99% of the time I use reverb to make natural sounding tails to unnatural sounding dialogue edits...

Have you tried just cutting to a few frames of clean roomtone after a truncating edit? I've found this works fine most times -- there isn't technical silence but it still sounds like it could be natural, so the ear fills in the missing tail based on context. That saves having to muddy up the dialog with electronic reverb on top of whatever the boom picked up.

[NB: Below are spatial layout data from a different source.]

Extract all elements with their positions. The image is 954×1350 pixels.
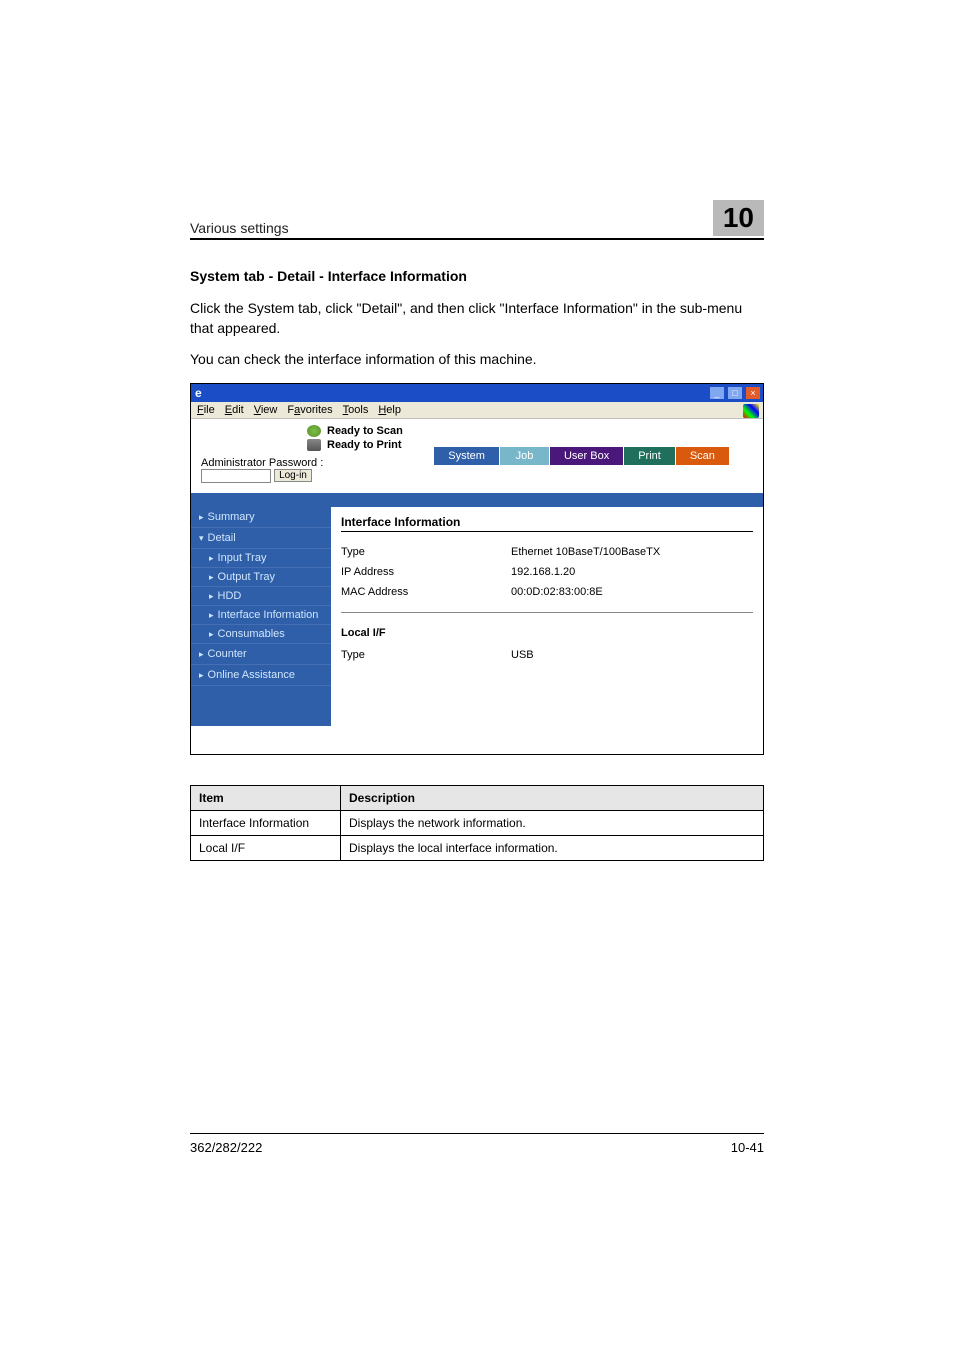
- footer-right: 10-41: [731, 1140, 764, 1155]
- windows-logo-icon: [743, 404, 759, 418]
- sidebar-detail-label: Detail: [208, 532, 236, 544]
- blue-separator: [191, 493, 763, 507]
- description-table: Item Description Interface Information D…: [190, 785, 764, 861]
- cell-item-1: Local I/F: [191, 835, 341, 860]
- cell-desc-1: Displays the local interface information…: [341, 835, 764, 860]
- sidebar-item-detail[interactable]: Detail: [191, 528, 331, 549]
- th-description: Description: [341, 785, 764, 810]
- sidebar-item-online[interactable]: Online Assistance: [191, 665, 331, 686]
- menu-view[interactable]: View: [254, 404, 278, 416]
- maximize-button[interactable]: □: [727, 386, 743, 400]
- tab-user-box[interactable]: User Box: [550, 447, 624, 465]
- th-item: Item: [191, 785, 341, 810]
- running-header: Various settings: [190, 220, 289, 236]
- ie-icon: e: [193, 386, 202, 400]
- cell-desc-0: Displays the network information.: [341, 810, 764, 835]
- print-status-icon: [307, 439, 321, 451]
- sidebar-item-summary[interactable]: Summary: [191, 507, 331, 528]
- menu-file-label: ile: [204, 404, 215, 416]
- sidebar-item-interface[interactable]: Interface Information: [191, 606, 331, 625]
- sidebar-consumables-label: Consumables: [218, 628, 285, 640]
- sidebar-input-label: Input Tray: [218, 552, 267, 564]
- window-titlebar: e _ □ ×: [191, 384, 763, 402]
- sidebar-interface-label: Interface Information: [218, 609, 319, 621]
- menu-edit[interactable]: Edit: [225, 404, 244, 416]
- main-content: Interface Information Type Ethernet 10Ba…: [331, 507, 763, 726]
- sidebar-item-output-tray[interactable]: Output Tray: [191, 568, 331, 587]
- ip-value: 192.168.1.20: [511, 566, 753, 578]
- menu-edit-label: dit: [232, 404, 244, 416]
- sidebar: Summary Detail Input Tray Output Tray HD…: [191, 507, 331, 726]
- menu-help-label: elp: [386, 404, 401, 416]
- admin-password-label: Administrator Password :: [201, 457, 323, 469]
- menu-tools-label: ools: [348, 404, 368, 416]
- menu-view-label: iew: [261, 404, 278, 416]
- minimize-button[interactable]: _: [709, 386, 725, 400]
- type-label: Type: [341, 546, 511, 558]
- login-button[interactable]: Log-in: [274, 469, 312, 482]
- sidebar-summary-label: Summary: [208, 511, 255, 523]
- sidebar-hdd-label: HDD: [218, 590, 242, 602]
- menu-tools[interactable]: Tools: [343, 404, 369, 416]
- status-ready-print: Ready to Print: [327, 439, 402, 451]
- tab-scan[interactable]: Scan: [676, 447, 730, 465]
- window-controls: _ □ ×: [709, 386, 761, 400]
- local-type-label: Type: [341, 649, 511, 661]
- admin-password-input[interactable]: [201, 469, 271, 483]
- cell-item-0: Interface Information: [191, 810, 341, 835]
- table-row: Interface Information Displays the netwo…: [191, 810, 764, 835]
- chapter-number: 10: [713, 200, 764, 236]
- scan-status-icon: [307, 425, 321, 437]
- sidebar-item-consumables[interactable]: Consumables: [191, 625, 331, 644]
- sidebar-item-counter[interactable]: Counter: [191, 644, 331, 665]
- sidebar-output-label: Output Tray: [218, 571, 275, 583]
- sidebar-counter-label: Counter: [208, 648, 247, 660]
- table-row: Local I/F Displays the local interface i…: [191, 835, 764, 860]
- menu-file[interactable]: File: [197, 404, 215, 416]
- ip-label: IP Address: [341, 566, 511, 578]
- content-title: Interface Information: [341, 515, 753, 532]
- paragraph-1: Click the System tab, click "Detail", an…: [190, 298, 764, 339]
- sidebar-online-label: Online Assistance: [208, 669, 295, 681]
- menu-fav-label: vorites: [300, 404, 332, 416]
- menu-help[interactable]: Help: [378, 404, 401, 416]
- sidebar-item-hdd[interactable]: HDD: [191, 587, 331, 606]
- local-if-title: Local I/F: [341, 627, 753, 639]
- browser-window: e _ □ × File Edit View Favorites Tools H…: [190, 383, 764, 755]
- local-type-value: USB: [511, 649, 753, 661]
- tab-system[interactable]: System: [434, 447, 500, 465]
- mac-label: MAC Address: [341, 586, 511, 598]
- type-value: Ethernet 10BaseT/100BaseTX: [511, 546, 753, 558]
- sidebar-item-input-tray[interactable]: Input Tray: [191, 549, 331, 568]
- paragraph-2: You can check the interface information …: [190, 349, 764, 369]
- status-ready-scan: Ready to Scan: [327, 425, 403, 437]
- footer-left: 362/282/222: [190, 1140, 262, 1155]
- menu-favorites[interactable]: Favorites: [287, 404, 332, 416]
- close-button[interactable]: ×: [745, 386, 761, 400]
- tab-row: System Job User Box Print Scan: [434, 447, 730, 465]
- tab-job[interactable]: Job: [500, 447, 550, 465]
- menubar: File Edit View Favorites Tools Help: [191, 402, 763, 419]
- mac-value: 00:0D:02:83:00:8E: [511, 586, 753, 598]
- section-title: System tab - Detail - Interface Informat…: [190, 268, 764, 284]
- tab-print[interactable]: Print: [624, 447, 676, 465]
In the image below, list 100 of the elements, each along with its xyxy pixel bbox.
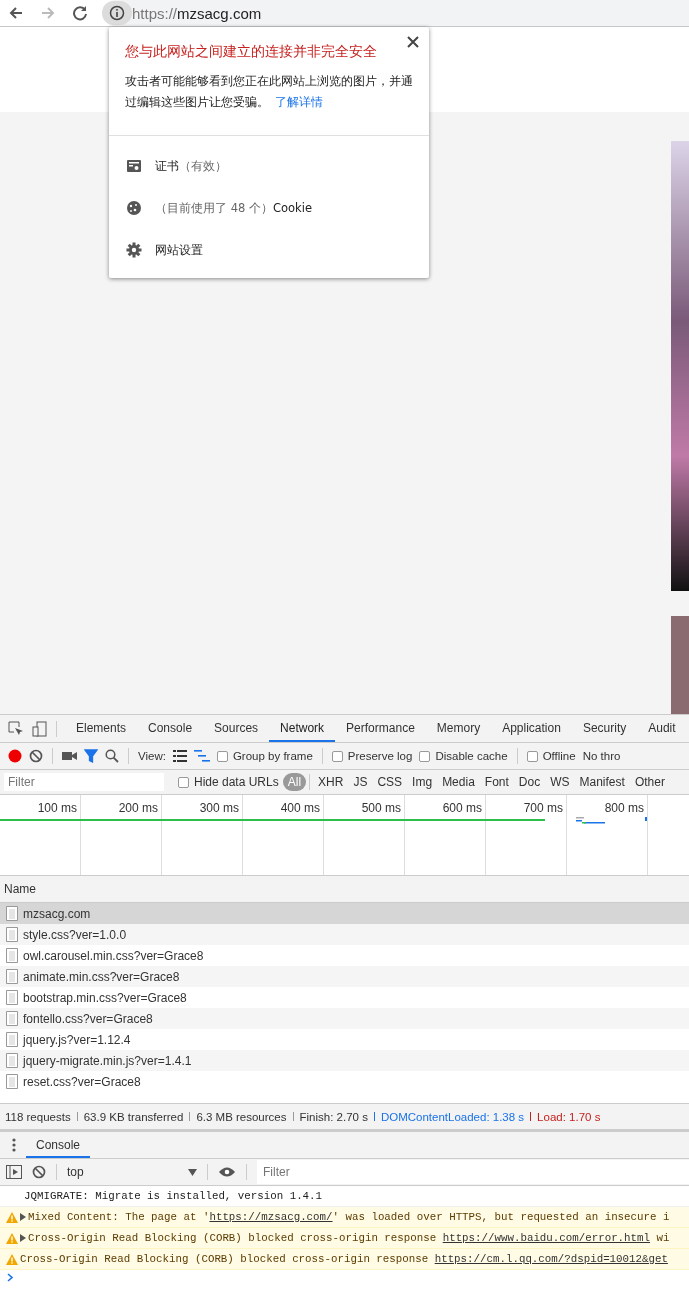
info-icon: [109, 5, 125, 21]
console-filter-input[interactable]: Filter: [257, 1160, 689, 1184]
request-row[interactable]: fontello.css?ver=Grace8: [0, 1008, 689, 1029]
devtools-tab[interactable]: Elements: [65, 715, 138, 742]
warning-icon: [6, 1232, 18, 1244]
camera-icon[interactable]: [62, 749, 77, 763]
type-filter-tab[interactable]: Other: [629, 773, 670, 791]
devtools-tab[interactable]: Security: [571, 715, 638, 742]
devtools-tab[interactable]: Console: [137, 715, 204, 742]
warning-icon: [6, 1211, 18, 1223]
back-arrow-icon[interactable]: [8, 5, 24, 21]
item-label: Cookie: [272, 200, 312, 215]
message-link[interactable]: https://cm.l.qq.com/?dspid=10012&get: [434, 1253, 668, 1265]
close-icon[interactable]: [407, 36, 419, 48]
file-icon: [6, 990, 18, 1005]
type-filter-tab[interactable]: Media: [437, 773, 480, 791]
summary-text: 118 requests: [5, 1110, 71, 1123]
waterfall-view-icon[interactable]: [193, 750, 210, 762]
type-filter-tab[interactable]: Img: [407, 773, 438, 791]
checkbox[interactable]: [216, 750, 228, 762]
context-dropdown[interactable]: top: [67, 1165, 197, 1179]
file-icon: [6, 1032, 18, 1047]
warning-message: Cross-Origin Read Blocking (CORB) blocked cross-origin response https://www.baidu.com/error.html wi: [28, 1232, 670, 1244]
popup-title: 您与此网站之间建立的连接并非完全安全: [125, 43, 378, 61]
popup-menu-item[interactable]: 证书（有效）: [109, 145, 429, 187]
checkbox-label: Hide data URLs: [194, 775, 279, 789]
summary-text: Finish: 2.70 s: [299, 1110, 368, 1123]
warning-message: Mixed Content: The page at 'https://mzsacg.com/' was loaded over HTTPS, but requested an insecure i: [28, 1211, 670, 1223]
request-name: style.css?ver=1.0.0: [23, 927, 127, 942]
checkbox[interactable]: [331, 750, 343, 762]
site-info-button[interactable]: [102, 1, 132, 25]
request-name: owl.carousel.min.css?ver=Grace8: [23, 948, 204, 963]
devtools-tab[interactable]: Sources: [203, 715, 270, 742]
settings-icon: [126, 242, 142, 258]
request-name: fontello.css?ver=Grace8: [23, 1011, 153, 1026]
type-filter-tab[interactable]: CSS: [372, 773, 408, 791]
device-toolbar-icon[interactable]: [32, 720, 48, 737]
file-icon: [6, 948, 18, 963]
item-label: 证书: [155, 158, 179, 173]
view-label: View:: [138, 750, 166, 762]
type-filter-tab[interactable]: Font: [479, 773, 514, 791]
prompt-chevron-icon[interactable]: [7, 1273, 14, 1282]
list-view-icon[interactable]: [172, 750, 187, 762]
sidebar-toggle-icon[interactable]: [6, 1165, 22, 1179]
request-name: bootstrap.min.css?ver=Grace8: [23, 990, 187, 1005]
cookie-icon: [126, 200, 142, 216]
request-name: jquery.js?ver=1.12.4: [23, 1032, 131, 1047]
reload-icon[interactable]: [72, 5, 88, 21]
clear-icon[interactable]: [29, 749, 43, 763]
clear-icon[interactable]: [32, 1165, 46, 1179]
search-icon[interactable]: [105, 749, 119, 763]
request-row[interactable]: jquery-migrate.min.js?ver=1.4.1: [0, 1050, 689, 1071]
request-name: animate.min.css?ver=Grace8: [23, 969, 180, 984]
checkbox[interactable]: [419, 750, 431, 762]
request-name: reset.css?ver=Grace8: [23, 1074, 141, 1089]
expand-triangle-icon[interactable]: [20, 1213, 26, 1221]
devtools-tab[interactable]: Audit: [637, 715, 687, 742]
filter-input[interactable]: Filter: [4, 773, 164, 791]
file-icon: [6, 1011, 18, 1026]
security-message: 攻击者可能能够看到您正在此网站上浏览的图片，并通过编辑这些图片让您受骗。 了解详情: [125, 73, 413, 111]
devtools-tab[interactable]: Application: [491, 715, 572, 742]
summary-text: DOMContentLoaded: 1.38 s: [380, 1110, 525, 1123]
more-menu-icon[interactable]: [12, 1138, 16, 1152]
popup-menu-item[interactable]: （目前使用了 48 个）Cookie: [109, 187, 429, 229]
message-link[interactable]: https://mzsacg.com/: [209, 1211, 333, 1223]
request-name: jquery-migrate.min.js?ver=1.4.1: [23, 1053, 192, 1068]
type-filter-tab[interactable]: WS: [545, 773, 575, 791]
type-filter-tab[interactable]: Manifest: [574, 773, 630, 791]
file-icon: [6, 1053, 18, 1068]
type-filter-tab[interactable]: Doc: [513, 773, 546, 791]
devtools-tab[interactable]: Memory: [425, 715, 492, 742]
checkbox-label: Preserve log: [347, 750, 413, 762]
warning-message: Cross-Origin Read Blocking (CORB) blocked cross-origin response https://cm.l.qq.com/?dspid=10012&get: [20, 1253, 668, 1265]
checkbox[interactable]: [178, 776, 189, 788]
record-button-icon[interactable]: [8, 749, 22, 763]
request-name: mzsacg.com: [23, 906, 91, 921]
url-text[interactable]: https://mzsacg.com: [132, 4, 262, 22]
request-row[interactable]: style.css?ver=1.0.0: [0, 924, 689, 945]
certificate-icon: [126, 158, 142, 174]
message-link[interactable]: https://www.baidu.com/error.html: [442, 1232, 650, 1244]
type-filter-tab[interactable]: XHR: [313, 773, 349, 791]
summary-text: 6.3 MB resources: [196, 1110, 287, 1123]
devtools-tab[interactable]: Performance: [335, 715, 426, 742]
eye-icon[interactable]: [218, 1166, 236, 1178]
summary-text: 63.9 KB transferred: [83, 1110, 184, 1123]
request-row[interactable]: animate.min.css?ver=Grace8: [0, 966, 689, 987]
checkbox[interactable]: [526, 750, 538, 762]
checkbox-label: Disable cache: [435, 750, 508, 762]
checkbox-label: Group by frame: [232, 750, 313, 762]
request-row[interactable]: mzsacg.com: [0, 903, 689, 924]
throttling-dropdown[interactable]: No thro: [582, 750, 621, 762]
type-filter-tab[interactable]: JS: [348, 773, 373, 791]
inspect-element-icon[interactable]: [8, 720, 24, 737]
file-icon: [6, 906, 18, 921]
file-icon: [6, 927, 18, 942]
filter-icon[interactable]: [84, 749, 98, 763]
learn-more-link[interactable]: 了解详情: [275, 95, 323, 109]
warning-icon: [6, 1253, 18, 1265]
popup-menu-item[interactable]: 网站设置: [109, 229, 429, 271]
expand-triangle-icon[interactable]: [20, 1234, 26, 1242]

In many instances roomtone won't give me the result I'm after. When an interview subject, located in an ambient environment speaks in long sentences and the editor only uses one sound bite mid sentence, the lack of early reflection at the end of the "last word" (it's not realty the last word of a rapid fire sentence but it's supposed to sound like it) draws attention to the edit. If I use a reverb that sounds similar to the reverb in the room then I can add reverb to the last syllable of the edited sentence and it will sound like it's ringing out in the room. I'm not adding verb to the entire sentence, just the very last part of the last word. Nothing gets muddied up. It usually takes a few passes of riding the aux send, preferably with a fader to get it right but it works great. Speaking about Reverb and roomtone, in my work I find it harder and harder to get good roomtone  because people apparently can't be quiet for 20 seconds anymore these days or hold a boom w/o making noise so I prefer "manufactured" roomtone for many occasions. I don't have to hunt for it in post, it's clean and steady and there's an unlimited supply of it. I use the IR type reverb/pink noise trick with McDSP's revolver, just grab a few frames of silence between words, analyze the Impulse Response, load into reverb, run pink noise through it, works great.